Kelkar panel submitted report to Union Oil Ministry
The Kelkar Committee submitted the first part of its report on 8 January 2014.
The Kelkar Committee submitted the first part of its report on 8 January 2014. The committee recommended continuing with the present production-sharing regime in contracts for blocks and allows companies to recover exploration and production costs.
A Committee was set up under Vijay Kelkar on 13 May 2013 to suggest ways of raising domestic oil and gas output. The panel was entrusted with the task of drafting a plan to reduce India’s dependence on overseas energy by 2030 and submit a report within six months.
Suggestions of committee:
• It suggested administering Production-Sharing Contracts (PSC) without any changes and strengthening the Directorate-General of Hydrocarbons (DGH) for better administration.

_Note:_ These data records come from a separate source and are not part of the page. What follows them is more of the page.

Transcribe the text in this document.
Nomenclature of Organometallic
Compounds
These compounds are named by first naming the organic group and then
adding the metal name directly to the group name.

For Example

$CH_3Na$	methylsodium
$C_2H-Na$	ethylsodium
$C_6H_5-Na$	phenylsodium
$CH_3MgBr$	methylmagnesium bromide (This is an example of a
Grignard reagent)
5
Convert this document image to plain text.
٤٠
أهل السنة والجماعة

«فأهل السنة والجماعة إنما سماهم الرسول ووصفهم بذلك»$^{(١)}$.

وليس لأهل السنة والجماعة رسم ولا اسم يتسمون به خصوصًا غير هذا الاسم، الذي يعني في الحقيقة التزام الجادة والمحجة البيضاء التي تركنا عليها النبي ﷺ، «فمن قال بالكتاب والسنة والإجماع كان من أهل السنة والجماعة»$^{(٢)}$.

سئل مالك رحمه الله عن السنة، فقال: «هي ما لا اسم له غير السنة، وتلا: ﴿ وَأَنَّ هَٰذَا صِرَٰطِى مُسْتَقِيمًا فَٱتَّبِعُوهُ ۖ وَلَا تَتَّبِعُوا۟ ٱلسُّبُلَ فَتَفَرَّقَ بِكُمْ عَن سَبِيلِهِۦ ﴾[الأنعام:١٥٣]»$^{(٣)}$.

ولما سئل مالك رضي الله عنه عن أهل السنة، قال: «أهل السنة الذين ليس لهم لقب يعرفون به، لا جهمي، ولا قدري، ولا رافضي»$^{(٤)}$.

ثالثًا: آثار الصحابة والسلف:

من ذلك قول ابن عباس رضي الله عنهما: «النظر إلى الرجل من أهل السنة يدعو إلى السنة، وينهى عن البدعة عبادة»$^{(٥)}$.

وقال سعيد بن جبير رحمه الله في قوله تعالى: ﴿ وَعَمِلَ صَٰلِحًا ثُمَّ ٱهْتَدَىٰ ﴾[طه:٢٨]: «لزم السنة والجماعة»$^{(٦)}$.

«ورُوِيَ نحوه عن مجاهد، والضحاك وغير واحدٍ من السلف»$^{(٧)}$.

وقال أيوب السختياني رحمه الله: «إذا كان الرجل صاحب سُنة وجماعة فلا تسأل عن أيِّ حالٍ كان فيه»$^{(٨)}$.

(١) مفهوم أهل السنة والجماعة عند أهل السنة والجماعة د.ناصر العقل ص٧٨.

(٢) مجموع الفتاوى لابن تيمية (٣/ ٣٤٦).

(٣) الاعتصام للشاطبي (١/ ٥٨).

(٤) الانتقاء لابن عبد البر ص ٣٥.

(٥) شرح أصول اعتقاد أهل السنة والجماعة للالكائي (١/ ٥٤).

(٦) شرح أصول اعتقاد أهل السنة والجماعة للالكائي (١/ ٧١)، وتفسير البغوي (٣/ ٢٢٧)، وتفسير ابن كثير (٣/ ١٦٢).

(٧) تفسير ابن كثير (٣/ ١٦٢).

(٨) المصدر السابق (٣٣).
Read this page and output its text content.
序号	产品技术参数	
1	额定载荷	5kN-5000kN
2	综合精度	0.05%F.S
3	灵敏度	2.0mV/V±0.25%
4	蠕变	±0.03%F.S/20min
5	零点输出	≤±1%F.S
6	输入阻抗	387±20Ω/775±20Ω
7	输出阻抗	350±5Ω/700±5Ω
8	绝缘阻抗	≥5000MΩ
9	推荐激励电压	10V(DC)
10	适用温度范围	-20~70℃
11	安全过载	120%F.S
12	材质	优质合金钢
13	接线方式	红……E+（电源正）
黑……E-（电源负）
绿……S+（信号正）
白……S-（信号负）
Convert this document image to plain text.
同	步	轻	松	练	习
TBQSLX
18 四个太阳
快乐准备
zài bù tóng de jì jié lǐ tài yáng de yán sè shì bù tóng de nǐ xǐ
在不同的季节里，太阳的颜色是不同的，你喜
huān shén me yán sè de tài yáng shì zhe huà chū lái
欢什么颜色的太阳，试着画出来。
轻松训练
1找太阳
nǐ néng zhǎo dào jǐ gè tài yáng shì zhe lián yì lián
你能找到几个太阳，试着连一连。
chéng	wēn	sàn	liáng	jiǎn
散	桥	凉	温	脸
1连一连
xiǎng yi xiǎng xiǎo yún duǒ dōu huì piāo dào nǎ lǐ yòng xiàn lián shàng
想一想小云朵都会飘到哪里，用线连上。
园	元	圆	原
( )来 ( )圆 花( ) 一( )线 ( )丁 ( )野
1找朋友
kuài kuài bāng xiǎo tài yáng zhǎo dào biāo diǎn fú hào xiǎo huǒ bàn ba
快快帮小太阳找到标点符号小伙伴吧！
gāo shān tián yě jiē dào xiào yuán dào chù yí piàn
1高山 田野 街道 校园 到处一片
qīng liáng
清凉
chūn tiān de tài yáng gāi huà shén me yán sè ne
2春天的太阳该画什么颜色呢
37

• Shifting to an open acreage regime, where companies can pick exploration areas through the year rather than wait for periodic auctions that offer areas identified by the government.
• The panel has called for setting up a National Data Repository (NDR) that will preserve and promote the country’s natural resources data.
The second part of the report would cover pricing and taxation issues and is likely to be submitted in February 2014.
Under the present regime, oil companies can recover all costs of successful and unsuccessful wells from sales of oil and gas before sharing profit with the government.
The suggestions in the first part of the Kelkar Committee report are contrary to the royalty-sharing regime suggested by C. Rangarajan Committee, which has been accepted by the government. Under royalty -sharing regime companies are required to state upfront the quantum of oil or gas they would share with the government from the first day of production.
Rangarajan Committee had suggested for royalty sharing regime without cost recovery to check gold plating of investments by companies. Royalty sharing regime is prevalent in developed countries.
However, Kelkar Committee has opined that royalty sharing regime is not workable in Indian conditions wherein the exploration of oil & gas blocks are still under-developed. Thus, the Kelkar panel favoured the revenue sharing model for shallow and on-land blocks that are less cost-intensive than deep sea exploration.
The Comptroller and Auditor General (CAG) had criticised the PSC regime on grounds that it encouraged companies to increase capital expenditure and delay the government’s share.